С Всевышним не кокетничают. Только честность, предельная.
– Сказать при двух свидетелях: «Нет бога, кроме Бога, и Мухаммед – пророк Его», – и все. Это наш символ веры,
Где-то она слышала слово, по телевизору. – Не верь телевизору, Ксения, особенно про мусульман.
Ксения направляется к двери, не за вторым ли свидетелем?
– Стой, – приказывает Рухшона. – Прежде вытрезвись.
С этой минуты – не пить. И свинины не есть, потому что – мерзость. – Конечно, – кивает Ксения, – и сама не буду, и из меню уберу. – Работникам платить. – Да, да, правда, стыд. Еще что?
Еще – у Ксении власть. Рухшона рассуждает про ответственность, про мистическую сущность власти, про то, что политика, жизнь и вера должны быть одно. Тяжеловесно, сложно.
– Действовать – самой, не через
– Уже думала, – признается Ксения. – Я бы потянула, но тут ведь как полагается? Кого люди выберут…
Опять самоуправление, «юрчики»? Зачем тогда Всевышний? Править всем должен Он – через нее, через Ксению.
Та заметно приободряется: о, она сделает много хорошего для людей. Мечети вот в городе нет…
– Мечеть – не главное, – перебивает Рухшона. – Я бы не начинала с мечети.
Это почему же? Конечно, она построит мечеть:
– Люди будут ходить, у нас много черных.
Рассуждать ей о стройке привычно-легко: есть земельный участок, есть план. Плана еще нет, но будет.
Будет мечеть. Будет где помолиться Рухшоне, когда освободят. Вдруг останавливается:
– А ты вернешься? – Вся ее жизнь зависит сейчас от ответа Рухшоны. – Будешь жить у меня – хозяйкой. Зачем мне одной такой дом под старость?
Рухшона пожимает плечами: что она может знать? Чем бы ни кончились следствие, суд, все равно депортируют. Нет, нет, она удочерит ее. Деточка, доченька.
– Совершеннолетнюю? При живой маме? Вздор.
Надо толкового адвоката. Женщины еще некоторое время разговаривают. Лишь бы она вернулась, и получит всё, повторяет Ксения. Рухшоне еще предстоит решить, нужно ли ей Ксенино «всё»: возможно, ее назначение – обращать несчастных теток в истинную веру, там, где скоро она окажется.
Теперь Рухшона очень устала. Наконец Ксения замечает ее состояние: пора прощаться.
– Да, правда, увидимся еще, иди.
Ксения прижимает ее к себе, выше груди не достает, утыкается головой, обнимает и держит, держит, невозможно оторваться… Скажи что-нибудь.
– Аллах милостив, – произносит Рухшона. – Иди, иди.

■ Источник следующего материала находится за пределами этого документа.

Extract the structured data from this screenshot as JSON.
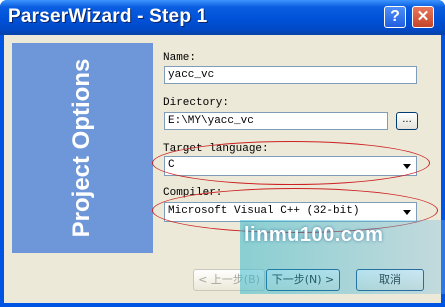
{
  "window": {
    "title": "ParserWizard - Step 1",
    "help_label": "?",
    "close_label": "✕"
  },
  "banner": {
    "text": "Project Options"
  },
  "form": {
    "name": {
      "label": "Name:",
      "value": "yacc_vc"
    },
    "directory": {
      "label": "Directory:",
      "value": "E:\\MY\\yacc_vc",
      "browse_label": "..."
    },
    "target_language": {
      "label": "Target language:",
      "value": "C"
    },
    "compiler": {
      "label": "Compiler:",
      "value": "Microsoft Visual C++ (32-bit)"
    }
  },
  "buttons": {
    "back": "< 上一步(B)",
    "next": "下一步(N) >",
    "cancel": "取消"
  },
  "watermark": {
    "text": "linmu100.com"
  },
  "colors": {
    "banner": "#6d97d8",
    "titlebar": "#0054e3",
    "annotation": "#cc2222"
  }
}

– С наступившим вас, Ксения Николаевна, – кивает головой дежурный перед тем, как запереть за ней. Ксения смотрит недоуменно, как будто не поняла.
Она выходит на воздух, вдыхает его, идет через темный город, свой город. Люди спят, она нет, это нормально, эти люди ей вверены. Теперь она знает, Кем вверены и перед Кем предстоит отвечать.
Ксения не чувствует ни усталости, ни опьянения. Вот ее дом, позади него она отчетливо представляет себе большую красную башню, самую высокую на много километров кругом.
Глубокой ночью Ксения сидит в прибранной пустой «Пельменной», улыбается и ест холодное мясо. Она совершенно трезва. Душа ее занята насущным: поисками адвоката и связей в области, строительством мечети, приобретением власти. Со всем этим Ксения справится, и тогда дух ее воспарит выше самого высокого минарета, и она произнесет исповедание своей новой веры – свидетельство, шахаду.